Ses meubles et ses habits étaient modestes sans affectation de propreté ni de
pauvreté. Sa table était frugale: on n’y servait ordinairement que des herbes
et des légumes; on y ajoutait quelque fois de la chair pour les hôtes et les
infirmes; mais il y avait toujours du vin. Hors des cuillers, qui étaient
d’argent, toute la vaisselle était de terre, de bois ou de marbre.
On faisait la
lecture pendant les repas: ses clercs vivaient et mangeaient avec lui, et ils
étaient nourris et vêtus à frais communs. Aucune femme ne demeura jamais ni ne
fréquenta sa maison, pas même sa sœur; car, disait-il, quoique les femmes que
les conciles nous permettent d’avoir chez nous, comme sœurs ou nièces, soient
hors de tout soupçon, elles attirent nécessairement d’autres femmes dont la
fréquentation n’est pas sans péril ni sans scandale. » Il ne faisait point
d’autres visites que celles des malades et de ceux qui étaient dans
l’affliction. Il avait un grand soin des pauvres et il exerçait l’hospitalité
avec joie. Il laissait le soin du temporel à des économes fidèles, qui lui
rendaient compte. Quand l’argent de l’Église manquait, il déclarait à son peuple le besoin des pauvres, et quelquefois,
pour y subvenir ou pour racheter les captifs, il faisait fondre les vases
sacrés.
Se saint docteur se
voyant âgé de près de soixante-douze ans, voulut pourvoir au choix de son
successeur.
Il assembla donc
son peuple dans la grande église d’Hippone, le 26 septembre 425, et lui dit :
« Nous sommes tous mortels; dans la jeunesse, on espère un âge plus avancé;
mais lorsqu’on est parvenu à une grande vieillesse, on ne peut plus espérer de
nouvelles années.

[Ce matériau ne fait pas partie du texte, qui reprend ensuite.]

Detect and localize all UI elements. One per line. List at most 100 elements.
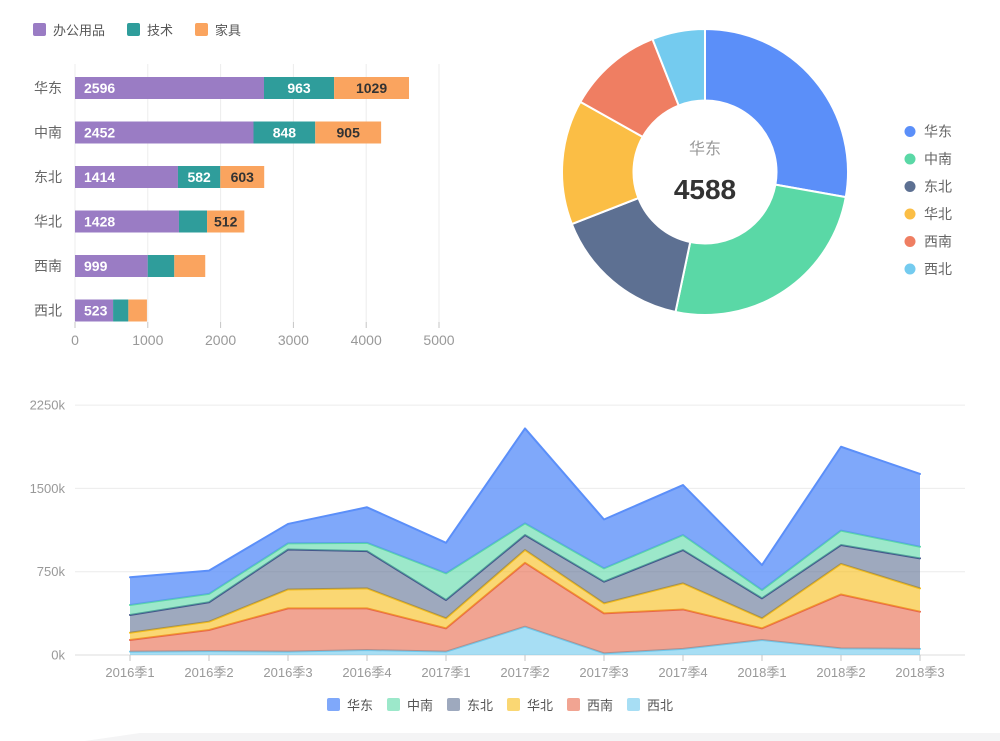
bar-segment-家具-西北[interactable] (128, 299, 147, 322)
legend-item-东北[interactable]: 东北 (904, 179, 953, 195)
area-x-axis-label: 2016季4 (342, 665, 391, 680)
bar-segment-家具-中南[interactable] (315, 121, 382, 144)
area-line-西南 (129, 561, 921, 642)
bar-x-axis-label: 3000 (278, 332, 309, 348)
legend-item-家具[interactable]: 家具 (195, 20, 241, 39)
area-y-axis-label: 0k (51, 648, 65, 663)
legend-dot (904, 126, 916, 137)
bar-segment-value: 999 (84, 258, 108, 274)
legend-label: 技术 (147, 23, 174, 38)
legend-item-华北[interactable]: 华北 (507, 695, 553, 714)
legend-item-华东[interactable]: 华东 (904, 124, 953, 140)
legend-label: 西南 (587, 698, 614, 713)
pie-slice-中南[interactable] (674, 183, 847, 316)
legend-swatch (33, 23, 46, 36)
legend-dot (904, 208, 916, 220)
bar-segment-技术-华东[interactable] (263, 77, 335, 99)
bar-segment-技术-西北[interactable] (113, 299, 129, 322)
legend-swatch (326, 698, 340, 711)
bottom-panel-edge (85, 733, 1000, 741)
pie-slice-华东[interactable] (704, 28, 849, 199)
area-x-axis-label: 2017季4 (658, 665, 707, 680)
bar-segment-value: 1428 (84, 214, 115, 230)
legend-item-东北[interactable]: 东北 (446, 695, 493, 714)
bar-segment-技术-西南[interactable] (147, 255, 175, 277)
legend-swatch (446, 698, 460, 711)
legend-item-西北[interactable]: 西北 (627, 695, 673, 714)
legend-label: 东北 (924, 179, 952, 195)
legend-label: 西北 (647, 698, 674, 713)
bar-segment-办公用品-西北[interactable] (75, 299, 114, 322)
legend-item-西北[interactable]: 西北 (904, 261, 953, 277)
legend-item-中南[interactable]: 中南 (904, 151, 953, 167)
bar-segment-value: 1029 (356, 80, 387, 96)
donut-center-value: 4588 (674, 174, 736, 205)
bar-segment-技术-中南[interactable] (253, 121, 316, 144)
area-x-axis-label: 2017季1 (421, 665, 470, 680)
area-x-axis-label: 2017季3 (579, 665, 628, 680)
bar-x-axis-label: 5000 (423, 332, 454, 348)
bar-segment-技术-华北[interactable] (178, 210, 208, 233)
area-chart: 0k 750k 1500k 2250k 2016季1 2016季2 2016季3 2016季4… (30, 398, 965, 680)
area-band-华北[interactable] (130, 550, 920, 641)
legend-label: 中南 (406, 698, 433, 713)
area-band-华东[interactable] (130, 428, 920, 606)
area-y-axis-label: 2250k (30, 398, 66, 413)
legend-item-西南[interactable]: 西南 (904, 234, 953, 250)
bar-segment-办公用品-华北[interactable] (75, 210, 179, 233)
legend-item-华东[interactable]: 华东 (326, 695, 373, 714)
bar-segment-value: 905 (337, 125, 361, 141)
legend-item-西南[interactable]: 西南 (567, 695, 613, 714)
bar-segment-家具-华北[interactable] (207, 210, 245, 233)
legend-dot (904, 181, 916, 192)
area-band-东北[interactable] (130, 535, 920, 633)
area-chart-legend: 华东 中南 东北 华北 西南 西北 (0, 695, 1000, 714)
bar-x-axis-label: 1000 (132, 332, 163, 348)
bar-segment-办公用品-中南[interactable] (75, 121, 254, 144)
bar-category-label: 中南 (34, 125, 62, 141)
bar-chart-legend: 办公用品 技术 家具 (33, 20, 241, 39)
bar-segment-办公用品-东北[interactable] (75, 166, 178, 188)
bar-segment-value: 2596 (84, 80, 115, 96)
area-x-axis-label: 2018季2 (816, 665, 865, 680)
bar-segment-value: 963 (287, 80, 311, 96)
bar-x-axis-label: 2000 (205, 332, 236, 348)
bar-segment-家具-西南[interactable] (174, 255, 206, 277)
bar-category-label: 华北 (34, 214, 62, 230)
bar-segment-value: 603 (231, 169, 255, 185)
bar-segment-办公用品-西南[interactable] (75, 255, 148, 277)
area-x-axis-label: 2017季2 (500, 665, 549, 680)
legend-dot (904, 263, 916, 275)
area-x-axis-label: 2018季1 (737, 665, 786, 680)
legend-swatch (627, 698, 641, 711)
bar-segment-技术-东北[interactable] (177, 166, 221, 188)
donut-center-title: 华东 (689, 140, 721, 158)
legend-item-中南[interactable]: 中南 (386, 695, 433, 714)
legend-label: 华东 (346, 698, 373, 713)
bar-segment-value: 1414 (84, 169, 115, 185)
legend-item-华北[interactable]: 华北 (904, 206, 953, 222)
bar-x-axis-label: 4000 (351, 332, 382, 348)
bar-x-axis-label: 0 (71, 332, 79, 348)
bar-segment-value: 848 (273, 125, 297, 141)
area-band-西北[interactable] (130, 626, 920, 655)
legend-label: 家具 (215, 23, 242, 38)
bar-segment-value: 523 (84, 303, 108, 319)
bar-segment-家具-华东[interactable] (334, 77, 410, 99)
area-band-西南[interactable] (130, 562, 920, 654)
area-y-axis-label: 750k (37, 564, 66, 579)
legend-item-技术[interactable]: 技术 (127, 20, 173, 39)
area-band-中南[interactable] (130, 523, 920, 616)
bar-segment-办公用品-华东[interactable] (75, 77, 264, 99)
legend-label: 东北 (466, 698, 493, 713)
legend-label: 中南 (924, 151, 952, 167)
legend-label: 华东 (924, 124, 952, 140)
bar-segment-家具-东北[interactable] (220, 166, 265, 188)
area-x-axis-label: 2016季1 (105, 665, 154, 680)
area-y-axis-label: 1500k (30, 481, 66, 496)
legend-item-办公用品[interactable]: 办公用品 (33, 20, 105, 39)
pie-slice-西北[interactable] (651, 28, 706, 107)
legend-swatch (195, 23, 209, 36)
legend-swatch (567, 698, 581, 711)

Je sais combien les églises sont ordinairement troublées par
la mort de leurs évêques; et je dois, autant que je le puis, empêcher que ce
mal n’arrive parmi vous. Afin donc que personne ne se plaigne de moi, je vous
déclare ma volonté, que je crois être celle de DIEU: je souhaite que le prêtre
Éraclius soit mon successeur. » Tous applaudirent à ce choix; et dès ce moment
saint Augustin se déchargea sur lui du poids de ses occupations, mais il
l’assistait de ses conseils et se prêtait aux affaires qui le demandaient
absolument. Il employa le reste de sa vie à méditer l’Écriture sainte, à prier,
et à composer des ouvrages pour défendre la foi de l’Église, et donner des
règles de mœurs. Enfin, pendant que les Vandales assiégeaient Hippone, il fut
attaqué d’une fièvre violente qui le conduisit au tombeau.
Pendant sa maladie,
il fit attacher contre le mur, près de son lit, les psaumes pénitentiaux, et il
demandait sans cesse à DIEU se pénétrer son cœur des sentiments qu’ils
renferment. De peur d’être détourné de ces pieux exercices, il défendit,
environ dix jours avant son décès, qu’on laissât entrer personne dans sa
chambre, excepté à certaines heures qu’il marqua. Il conserva une entière
connaissance jusqu’à sa mort, qui arriva le 28 août de l’an 430.
Il a composé un
grand nombre d’ouvrages, dont une partie a été traduite en français. Les fidèles
ne peuvent trop lire son livre des Confessions,
monument éternel de l’humilité de ce grand docteur, et qui, jusqu’à présent, a
fait les délices et l’admiration de toutes les personnes de piété. On a aussi
ses lettres en français, ses sermons, ses traités sur la grâce, ses
commentaires sur les psaumes; il y a beaucoup à profiter de la lecture de ces
écrits.
PRATIQUES. — Saint Augustin est accablé de douleur de se
voir élevé au sacerdoce, et les parents précipitent, pour ainsi dire, dans
l’état ecclésiastique des jeunes gens remplis de l’esprit du monde !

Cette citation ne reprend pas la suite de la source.